アメリカでは思春期に勉強の妨げになるなどと云つて4本とも一気に取つてしまふ。しつかりと顎に食い込んでからの抜歯は大変だからだ。思春期にアメリカにゐなかつた私はその時期を失つた。しかし、ホームDDSから紹介で回された若い東洋系歯科医兼医師(DDS&MD)の勧めでは、今からでも遅くないから17と32(要するに左右の下の奥歯)の2本をこの際取るのがよいさうだ。ホームDDSにも電話して同意を取り付けた。

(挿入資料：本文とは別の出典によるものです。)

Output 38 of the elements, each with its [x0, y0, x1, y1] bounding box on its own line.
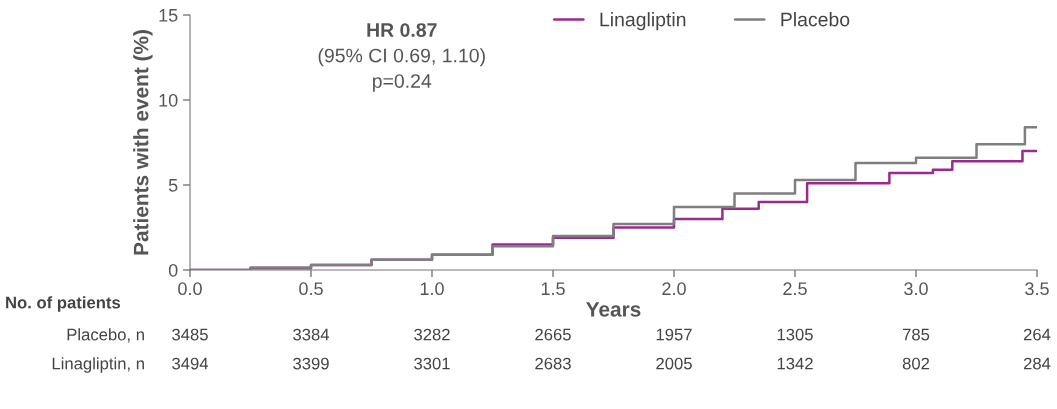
x-tick-label: 1.5 — [541, 282, 565, 296]
y-tick-label: 10 — [159, 93, 178, 107]
x-tick-label: 3.5 — [1025, 282, 1049, 296]
legend-label: Placebo — [781, 12, 850, 27]
text: Linagliptin, n — [52, 357, 144, 373]
y-axis-title: Patients with event (%) — [133, 30, 153, 255]
text: 3384 — [293, 328, 330, 341]
text: 785 — [902, 328, 930, 341]
legend-label: Linagliptin — [600, 12, 686, 31]
annotation: p=0.24 — [373, 74, 432, 92]
text: 802 — [902, 357, 930, 370]
x-tick-label: 2.5 — [783, 282, 807, 296]
y-tick-label: 0 — [168, 263, 178, 277]
text: 2665 — [535, 328, 571, 341]
text: Placebo, n — [67, 328, 144, 343]
text: 264 — [1023, 328, 1051, 341]
text: 3282 — [414, 328, 450, 341]
text: 3399 — [293, 357, 329, 370]
text: 3485 — [172, 328, 208, 341]
annotation: (95% CI 0.69, 1.10) — [318, 48, 485, 67]
x-tick-label: 3.0 — [904, 282, 928, 296]
annotation: HR 0.87 — [367, 23, 437, 37]
x-axis-title: Years — [586, 302, 641, 317]
text: 3301 — [414, 357, 450, 370]
text: 2683 — [535, 357, 571, 370]
text: No. of patients — [6, 296, 121, 312]
y-tick-label: 15 — [159, 9, 178, 22]
x-tick-label: 2.0 — [662, 282, 686, 296]
text: 1342 — [777, 357, 813, 370]
x-tick-label: 1.0 — [420, 282, 444, 296]
text: 284 — [1023, 357, 1051, 370]
text: 3494 — [172, 357, 209, 370]
text: 1957 — [656, 328, 692, 341]
y-tick-label: 5 — [168, 179, 178, 192]
text: 2005 — [656, 357, 692, 370]
x-tick-label: 0.0 — [178, 282, 202, 296]
x-tick-label: 0.5 — [299, 282, 323, 296]
text: 1305 — [777, 328, 813, 341]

高齢になつてからでは、私のように歯や歯茎が人よりも丈夫な場合はむしろ抜歯せざるを得ないときにリスクが高くなる。しかし、それでも今現在しつかりとroot canal(歯根管)に隣接しているので大変だ。部分麻酔では困難なのでI.V.の全身麻酔になつてしまつた。泉鏡花の『外科室』ではないが、寝言を言ふかもしれない。日本語で出ようが英語で出ようが、L.A.では油断ならむ。

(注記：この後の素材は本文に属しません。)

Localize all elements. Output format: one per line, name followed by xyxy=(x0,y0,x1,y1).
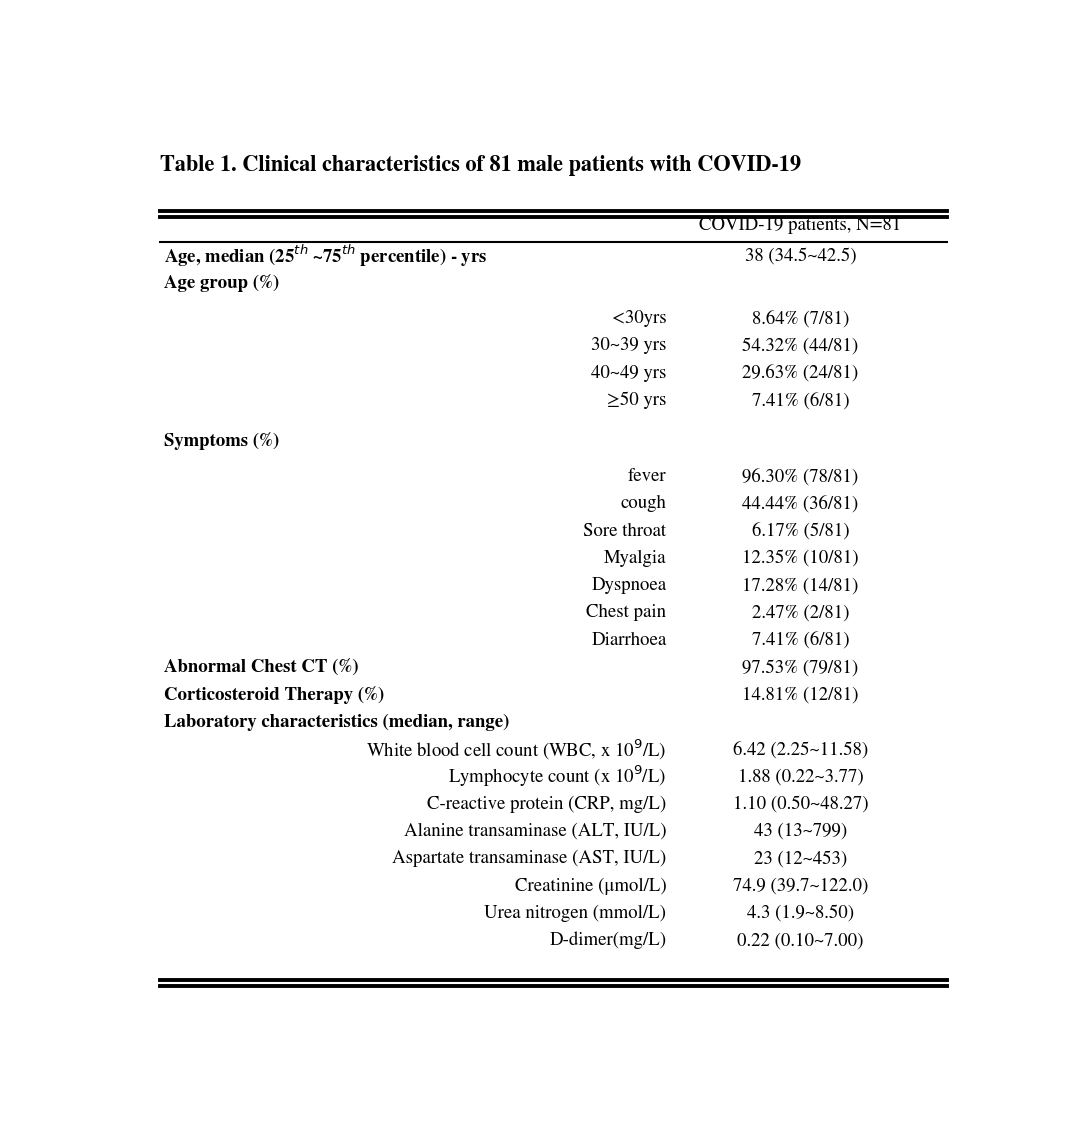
Text: 38 (34.5~42.5): 38 (34.5~42.5) xyxy=(744,247,856,264)
Text: 74.9 (39.7~122.0): 74.9 (39.7~122.0) xyxy=(732,877,868,894)
Text: 2.47% (2/81): 2.47% (2/81) xyxy=(752,604,849,621)
Text: 44.44% (36/81): 44.44% (36/81) xyxy=(742,495,859,513)
Text: 43 (13~799): 43 (13~799) xyxy=(754,823,847,840)
Text: Lymphocyte count (x 10$^{9}$/L): Lymphocyte count (x 10$^{9}$/L) xyxy=(448,764,666,789)
Text: Age group (%): Age group (%) xyxy=(164,274,280,292)
Text: 7.41% (6/81): 7.41% (6/81) xyxy=(752,392,849,409)
Text: Symptoms (%): Symptoms (%) xyxy=(164,431,280,449)
Text: Aspartate transaminase (AST, IU/L): Aspartate transaminase (AST, IU/L) xyxy=(392,850,666,867)
Text: Sore throat: Sore throat xyxy=(583,523,666,540)
Text: Urea nitrogen (mmol/L): Urea nitrogen (mmol/L) xyxy=(485,904,666,922)
Text: Myalgia: Myalgia xyxy=(604,550,666,567)
Text: 29.63% (24/81): 29.63% (24/81) xyxy=(742,365,859,382)
Text: Creatinine (μmol/L): Creatinine (μmol/L) xyxy=(515,877,666,894)
Text: Alanine transaminase (ALT, IU/L): Alanine transaminase (ALT, IU/L) xyxy=(404,823,666,840)
Text: 96.30% (78/81): 96.30% (78/81) xyxy=(742,467,859,485)
Text: 12.35% (10/81): 12.35% (10/81) xyxy=(742,550,859,567)
Text: <30yrs: <30yrs xyxy=(612,309,666,327)
Text: COVID-19 patients, N=81: COVID-19 patients, N=81 xyxy=(699,217,902,235)
Text: C-reactive protein (CRP, mg/L): C-reactive protein (CRP, mg/L) xyxy=(428,796,666,813)
Text: 1.88 (0.22~3.77): 1.88 (0.22~3.77) xyxy=(738,768,863,786)
Text: 54.32% (44/81): 54.32% (44/81) xyxy=(742,338,859,355)
Text: Laboratory characteristics (median, range): Laboratory characteristics (median, rang… xyxy=(164,714,510,730)
Text: cough: cough xyxy=(621,495,666,513)
Text: 30~39 yrs: 30~39 yrs xyxy=(591,338,666,355)
Text: fever: fever xyxy=(627,467,666,484)
Text: 8.64% (7/81): 8.64% (7/81) xyxy=(752,309,849,327)
Text: 6.42 (2.25~11.58): 6.42 (2.25~11.58) xyxy=(733,741,868,759)
Text: Abnormal Chest CT (%): Abnormal Chest CT (%) xyxy=(164,659,359,676)
Text: 97.53% (79/81): 97.53% (79/81) xyxy=(742,659,859,676)
Text: Dyspnoea: Dyspnoea xyxy=(592,577,666,594)
Text: 4.3 (1.9~8.50): 4.3 (1.9~8.50) xyxy=(747,904,854,922)
Text: Table 1. Clinical characteristics of 81 male patients with COVID-19: Table 1. Clinical characteristics of 81 … xyxy=(160,155,801,175)
Text: White blood cell count (WBC, x 10$^{9}$/L): White blood cell count (WBC, x 10$^{9}$/… xyxy=(366,737,666,762)
Text: D-dimer(mg/L): D-dimer(mg/L) xyxy=(550,931,666,949)
Text: Chest pain: Chest pain xyxy=(586,604,666,621)
Text: 40~49 yrs: 40~49 yrs xyxy=(591,365,666,382)
Text: 6.17% (5/81): 6.17% (5/81) xyxy=(752,523,849,540)
Text: 1.10 (0.50~48.27): 1.10 (0.50~48.27) xyxy=(732,796,868,813)
Text: Diarrhoea: Diarrhoea xyxy=(591,631,666,649)
Text: 23 (12~453): 23 (12~453) xyxy=(754,850,847,867)
Text: 14.81% (12/81): 14.81% (12/81) xyxy=(742,686,859,703)
Text: Age, median (25$^{th}$ ~75$^{th}$ percentile) - yrs: Age, median (25$^{th}$ ~75$^{th}$ percen… xyxy=(164,243,488,269)
Text: 0.22 (0.10~7.00): 0.22 (0.10~7.00) xyxy=(738,933,864,949)
Text: ≥50 yrs: ≥50 yrs xyxy=(607,392,666,409)
Text: Corticosteroid Therapy (%): Corticosteroid Therapy (%) xyxy=(164,685,384,703)
Text: 17.28% (14/81): 17.28% (14/81) xyxy=(742,577,859,594)
Text: 7.41% (6/81): 7.41% (6/81) xyxy=(752,631,849,649)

で、ともかく終わつた。何と抜歯の医者は、我が家から歩いて5分のメディカルビルディングにあるのだよ。今朝、朝食や水分を摂らず予約の5分前に家を徒歩で出た。術後は麻酔があるので医師の指示で近くても徒歩では帰らず、車を回してもらつた。

今のところ、術後9時間経つたが腫れも痛みもない。薬は化膿防止を飲んだだけだ。これからお粥を自分で作つて食べる。明日はユキ、スキの珍しい資料を見つけたので、それを眺めることにしよう。安静にしろと云われたが、なかなかそれも大変だ。